His papers, which Shiona laboriously catalogued in the 1980s, occupy 40 feet of shelving at the National Library of Scotland, and are regularly consulted by academics (her detailed inventories can be found online here and here). His photographs, several thousand in all, are in the Scottish National Portrait Gallery, and are now accessible again with the recent re-opening of the refurbished building – they were the subject of exhibitions at the City Art Centre in 1982 and Dulwich Picture Gallery in 2008, as well as being shown in Weihai. And his paintings, ceramics and other artistic items are in the National Museums of Scotland, and the collection was the subject of an exhibition at the City Art Centre in 1982.
The recent Dulwich photo exhibition brought one further extraordinary re-connection, providing the opportunity for James Hung, the direct modern descendent of Confucius, to meet Clive Stewart-Lockhart, Antiques Roadshow expert and great-grandson of Sir James. This mirrored the 1904 meeting between the British official and Duke Kong, the then direct descendent of the Chinese sage, in Shandong. “I know Sir James would have been so proud to see them together”, says Shiona.
These photos show Reginald Johnston with Duke Kong in 1904 (Stewart-Lockhart Collection ; Clive Stewart-Lockhart with James Hung and his family at Dulwich in 2008 (Dulwich Picture Gallery) ; and the cover of Thistle and Bamboo.
Shiona loves China with the same passion as Stewart-Lockhart and Johnston. “But I do not think I could have visited the country with my eyes so open had I not studied their lives so closely”, she admits, adding “they have filled my life with friendships and experiences I never dreamed I would have”. In her talk, she told of sitting on the verandah of the former Government House in Weihai, “surrounded by ghosts”.
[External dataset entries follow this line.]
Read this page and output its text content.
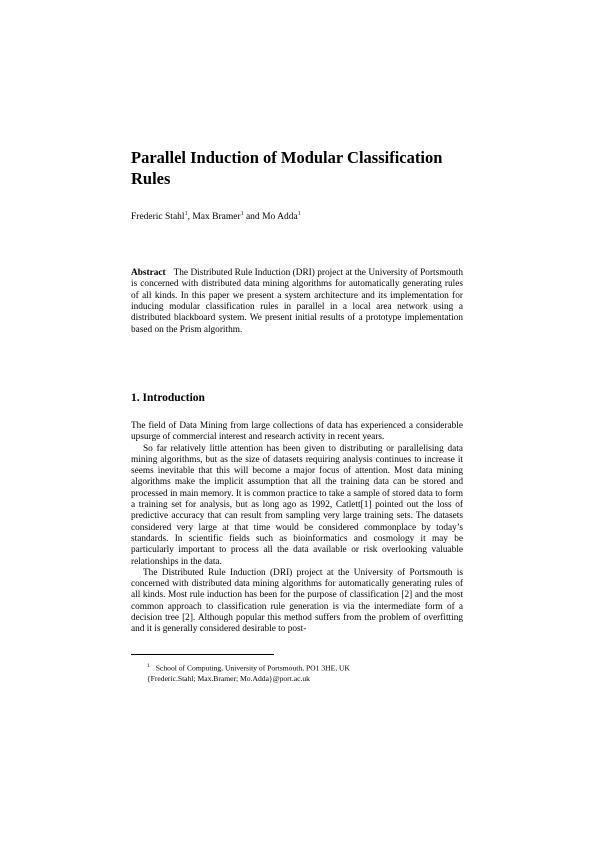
Parallel Induction of Modular Classification Rules
Frederic Stahl$^1$, Max Bramer$^1$ and Mo Adda$^1$

Abstract The Distributed Rule Induction (DRI) project at the University of Portsmouth is concerned with distributed data mining algorithms for automatically generating rules of all kinds. In this paper we present a system architecture and its implementation for inducing modular classification rules in parallel in a local area network using a distributed blackboard system. We present initial results of a prototype implementation based on the Prism algorithm.

1. Introduction

The field of Data Mining from large collections of data has experienced a considerable upsurge of commercial interest and research activity in recent years.

So far relatively little attention has been given to distributing or parallelising data mining algorithms, but as the size of datasets requiring analysis continues to increase it seems inevitable that this will become a major focus of attention. Most data mining algorithms make the implicit assumption that all the training data can be stored and processed in main memory. It is common practice to take a sample of stored data to form a training set for analysis, but as long ago as 1992, Catlett[1] pointed out the loss of predictive accuracy that can result from sampling very large training sets. The datasets considered very large at that time would be considered commonplace by today’s standards. In scientific fields such as bioinformatics and cosmology it may be particularly important to process all the data available or risk overlooking valuable relationships in the data.

The Distributed Rule Induction (DRI) project at the University of Portsmouth is concerned with distributed data mining algorithms for automatically generating rules of all kinds. Most rule induction has been for the purpose of classification [2] and the most common approach to classification rule generation is via the intermediate form of a decision tree [2]. Although popular this method suffers from the problem of overfitting and it is generally considered desirable to post-

$^1$ School of Computing, University of Portsmouth, PO1 3HE, UK
{Frederic.Stahl; Max.Bramer; Mo.Adda}@port.ac.uk
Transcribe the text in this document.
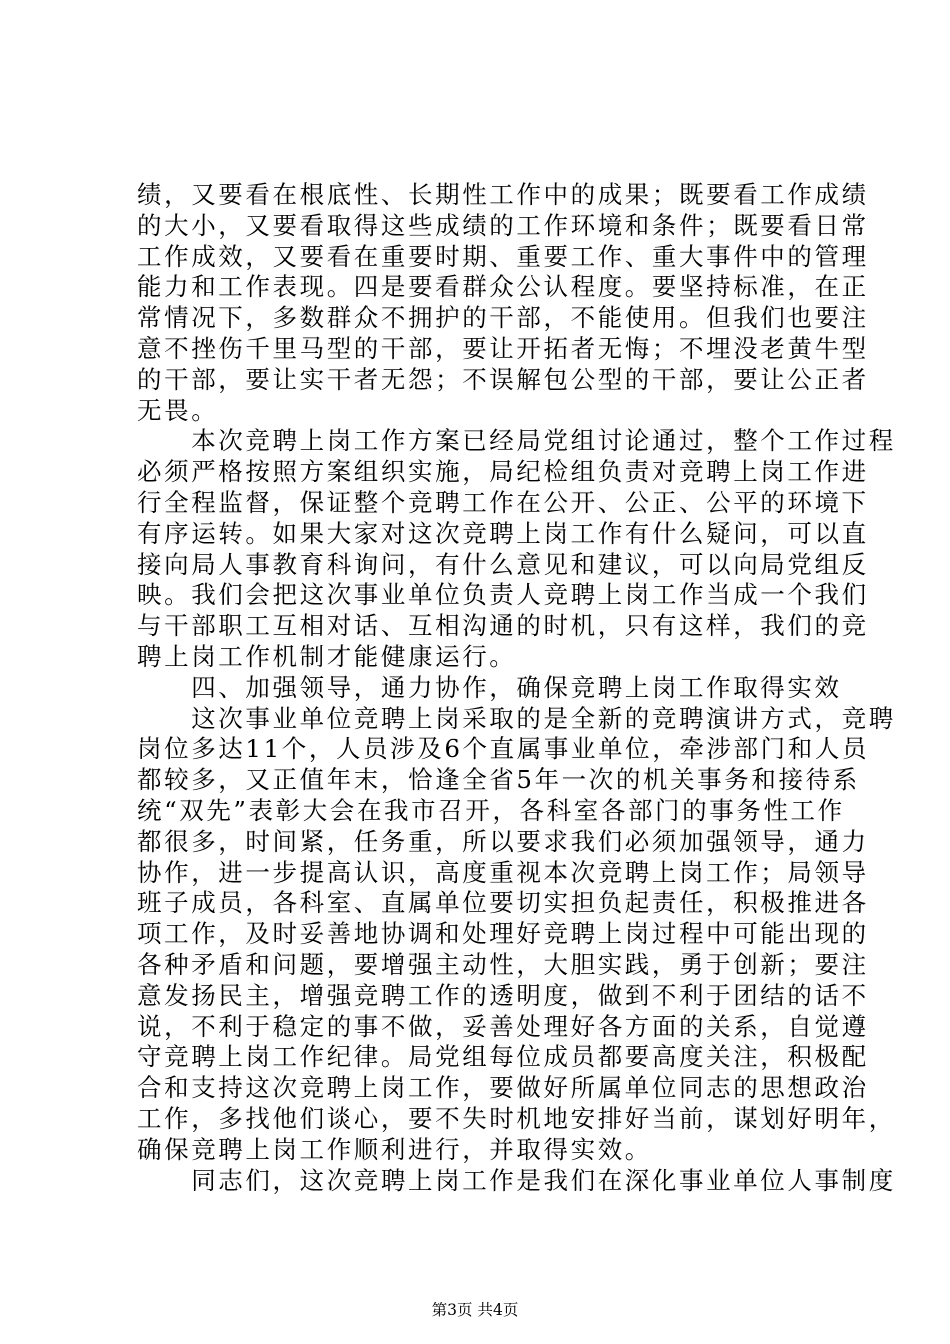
绩，又要看在根底性、长期性工作中的成果；既要看工作成绩
的大小，又要看取得这些成绩的工作环境和条件；既要看日常
工作成效，又要看在重要时期、重要工作、重大事件中的管理
能力和工作表现。四是要看群众公认程度。要坚持标准，在正
常情况下，多数群众不拥护的干部，不能使用。但我们也要注
意不挫伤千里马型的干部，要让开拓者无悔；不埋没老黄牛型
的干部，要让实干者无怨；不误解包公型的干部，要让公正者
无畏。
　　本次竞聘上岗工作方案已经局党组讨论通过，整个工作过程
必须严格按照方案组织实施，局纪检组负责对竞聘上岗工作进
行全程监督，保证整个竞聘工作在公开、公正、公平的环境下
有序运转。如果大家对这次竞聘上岗工作有什么疑问，可以直
接向局人事教育科询问，有什么意见和建议，可以向局党组反
映。我们会把这次事业单位负责人竞聘上岗工作当成一个我们
与干部职工互相对话、互相沟通的时机，只有这样，我们的竞
聘上岗工作机制才能健康运行。
　　四、加强领导，通力协作，确保竞聘上岗工作取得实效
　　这次事业单位竞聘上岗采取的是全新的竞聘演讲方式，竞聘
岗位多达11个，人员涉及6个直属事业单位，牵涉部门和人员
都较多，又正值年末，恰逢全省5年一次的机关事务和接待系
统“双先”表彰大会在我市召开，各科室各部门的事务性工作
都很多，时间紧，任务重，所以要求我们必须加强领导，通力
协作，进一步提高认识，高度重视本次竞聘上岗工作；局领导
班子成员，各科室、直属单位要切实担负起责任，积极推进各
项工作，及时妥善地协调和处理好竞聘上岗过程中可能出现的
各种矛盾和问题，要增强主动性，大胆实践，勇于创新；要注
意发扬民主，增强竞聘工作的透明度，做到不利于团结的话不
说，不利于稳定的事不做，妥善处理好各方面的关系，自觉遵
守竞聘上岗工作纪律。局党组每位成员都要高度关注，积极配
合和支持这次竞聘上岗工作，要做好所属单位同志的思想政治
工作，多找他们谈心，要不失时机地安排好当前，谋划好明年，
确保竞聘上岗工作顺利进行，并取得实效。
　　同志们，这次竞聘上岗工作是我们在深化事业单位人事制度
第3页 共4页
But Shiona has not stopped pursuing the spirit of Stewart-Lockhart and Johnston. She is now working with the Hong Kong Museum of History on a 2013 exhibition on Weihai, and her full biography of Reginald Johnston will finally see the light of day in English later this year, too (see our later review here). The journey of historical friendship between Scotland and China will surely continue for some time yet.
Publication details – Shiona Airlie, Thistle and Bamboo – the life and times of Sir James Stewart Lockhart, Hong Kong University Press, 2010, ISBN 978-988-8028-92-4 paperback, 262 pages, 19 black and white illustrations, extensive notes and bibliography. It is available from Amazon or at the 'Scotland/China collection' in the Library of the Confucius Institute in Edinburgh.